Nicolas Forest, CIO of Candriam comments on the ECB’s interest decision announcement this afternoon:

Today’s decision by the European Central Bank (ECB) to cut interest rates to 2.75% was widely expected as economic activity in Europe is stagnant and consumer confidence still depressed.

Inflation declining towards the 2% target, the continued slowdown in wage growth and the renewed tightening in financial conditions for corporate loans and mortgages, should support the ECB stance to continue to ease monetary policy gradually over the next months.

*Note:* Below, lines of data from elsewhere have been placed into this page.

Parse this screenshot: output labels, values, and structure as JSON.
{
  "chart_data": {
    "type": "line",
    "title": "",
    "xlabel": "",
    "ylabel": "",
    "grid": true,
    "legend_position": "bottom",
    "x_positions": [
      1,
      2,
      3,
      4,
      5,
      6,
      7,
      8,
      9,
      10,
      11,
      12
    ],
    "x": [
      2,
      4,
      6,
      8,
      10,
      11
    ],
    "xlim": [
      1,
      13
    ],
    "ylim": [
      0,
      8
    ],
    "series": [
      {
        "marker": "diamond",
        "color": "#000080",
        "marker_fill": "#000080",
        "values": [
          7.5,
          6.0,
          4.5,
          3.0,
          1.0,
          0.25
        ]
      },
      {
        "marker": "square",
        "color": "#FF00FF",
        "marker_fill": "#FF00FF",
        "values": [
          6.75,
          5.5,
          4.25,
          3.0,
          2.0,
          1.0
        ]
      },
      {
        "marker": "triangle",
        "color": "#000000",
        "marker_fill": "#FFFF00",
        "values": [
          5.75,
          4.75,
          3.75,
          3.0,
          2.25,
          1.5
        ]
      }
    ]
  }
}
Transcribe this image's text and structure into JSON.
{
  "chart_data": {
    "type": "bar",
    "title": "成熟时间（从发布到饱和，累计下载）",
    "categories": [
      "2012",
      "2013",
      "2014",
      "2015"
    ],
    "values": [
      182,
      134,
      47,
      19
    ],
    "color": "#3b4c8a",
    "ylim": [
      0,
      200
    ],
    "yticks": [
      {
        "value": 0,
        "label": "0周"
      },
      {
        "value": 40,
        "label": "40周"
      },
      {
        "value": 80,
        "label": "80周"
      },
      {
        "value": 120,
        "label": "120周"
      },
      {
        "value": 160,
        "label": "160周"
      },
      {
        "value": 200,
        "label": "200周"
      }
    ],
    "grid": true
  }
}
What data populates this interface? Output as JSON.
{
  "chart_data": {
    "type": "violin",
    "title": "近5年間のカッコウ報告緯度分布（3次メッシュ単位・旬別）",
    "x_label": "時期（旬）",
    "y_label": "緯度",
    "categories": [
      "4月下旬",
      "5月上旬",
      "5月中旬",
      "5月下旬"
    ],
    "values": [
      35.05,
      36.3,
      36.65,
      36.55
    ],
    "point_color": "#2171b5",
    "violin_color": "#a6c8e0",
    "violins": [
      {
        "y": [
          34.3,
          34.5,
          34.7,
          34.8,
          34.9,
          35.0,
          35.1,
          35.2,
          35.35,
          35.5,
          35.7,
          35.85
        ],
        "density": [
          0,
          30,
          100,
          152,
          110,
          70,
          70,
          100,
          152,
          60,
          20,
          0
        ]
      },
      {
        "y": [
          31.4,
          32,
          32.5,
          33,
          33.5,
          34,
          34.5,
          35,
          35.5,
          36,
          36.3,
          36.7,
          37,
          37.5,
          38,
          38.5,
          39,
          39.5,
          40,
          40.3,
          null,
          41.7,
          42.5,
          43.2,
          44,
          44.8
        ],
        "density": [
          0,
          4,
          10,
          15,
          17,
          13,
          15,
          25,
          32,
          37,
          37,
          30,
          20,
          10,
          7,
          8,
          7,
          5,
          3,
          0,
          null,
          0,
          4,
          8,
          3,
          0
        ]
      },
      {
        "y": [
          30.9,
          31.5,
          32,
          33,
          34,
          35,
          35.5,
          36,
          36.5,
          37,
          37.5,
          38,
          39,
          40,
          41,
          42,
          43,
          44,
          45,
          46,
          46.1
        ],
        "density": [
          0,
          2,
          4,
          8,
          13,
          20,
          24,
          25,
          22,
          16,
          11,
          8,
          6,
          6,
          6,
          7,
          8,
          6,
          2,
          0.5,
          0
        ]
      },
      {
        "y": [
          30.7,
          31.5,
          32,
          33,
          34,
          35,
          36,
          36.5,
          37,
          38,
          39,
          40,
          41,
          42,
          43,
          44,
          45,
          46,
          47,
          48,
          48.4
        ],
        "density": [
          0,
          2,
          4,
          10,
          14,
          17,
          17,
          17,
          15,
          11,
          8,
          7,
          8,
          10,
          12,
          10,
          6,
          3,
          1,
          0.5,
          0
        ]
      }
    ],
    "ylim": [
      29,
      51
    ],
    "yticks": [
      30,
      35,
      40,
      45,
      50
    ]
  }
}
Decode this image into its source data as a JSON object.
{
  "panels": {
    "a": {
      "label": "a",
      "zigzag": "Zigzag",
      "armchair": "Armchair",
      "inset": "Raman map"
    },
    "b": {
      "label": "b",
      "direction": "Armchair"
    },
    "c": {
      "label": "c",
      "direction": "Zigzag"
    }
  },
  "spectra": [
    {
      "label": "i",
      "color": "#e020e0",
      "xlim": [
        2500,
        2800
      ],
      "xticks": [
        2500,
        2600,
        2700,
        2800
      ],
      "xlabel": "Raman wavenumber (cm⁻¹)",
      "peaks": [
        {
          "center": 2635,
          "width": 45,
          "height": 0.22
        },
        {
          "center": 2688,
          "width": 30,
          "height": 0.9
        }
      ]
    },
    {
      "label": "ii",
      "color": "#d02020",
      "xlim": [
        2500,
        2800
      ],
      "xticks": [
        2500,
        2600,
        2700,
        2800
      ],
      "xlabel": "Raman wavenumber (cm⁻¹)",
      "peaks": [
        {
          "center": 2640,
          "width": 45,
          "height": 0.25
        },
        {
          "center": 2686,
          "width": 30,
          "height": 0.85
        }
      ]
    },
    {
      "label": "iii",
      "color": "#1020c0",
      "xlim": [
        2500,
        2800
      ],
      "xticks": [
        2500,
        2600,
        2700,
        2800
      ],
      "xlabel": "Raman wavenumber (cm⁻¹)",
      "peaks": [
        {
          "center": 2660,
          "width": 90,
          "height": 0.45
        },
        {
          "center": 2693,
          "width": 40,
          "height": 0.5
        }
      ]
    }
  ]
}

However, the ECB remains stuck to its data dependent meeting-by-meeting approach, with no further guidance on further cuts and no changes to its policy stance. 

 
 

Uncertainty is too high for the central bank to give a pre-commitment on its rate path with potential Trump tariffs. US tariffs and any subsequent retaliation would weigh on European growth and would be a risk for the disinflation trend. The Bank of Canada has the same concern. It cut interest rates yesterday but stopped guidance on further rate path as the impact of US tariffs on the country’s economic outlook is uncertain.

The next ECB meeting in March should be more important and more data will be available, including quarterly projections.

With the cost of credit still high and weak prospects for the economy in Europe, we still expect three rate cuts by the ECB this year, resulting in a terminal rate of 2%, in line with market pricing. We think that the ECB should remain focused on growth rather than the residual risk of inflation, contrary to the FED.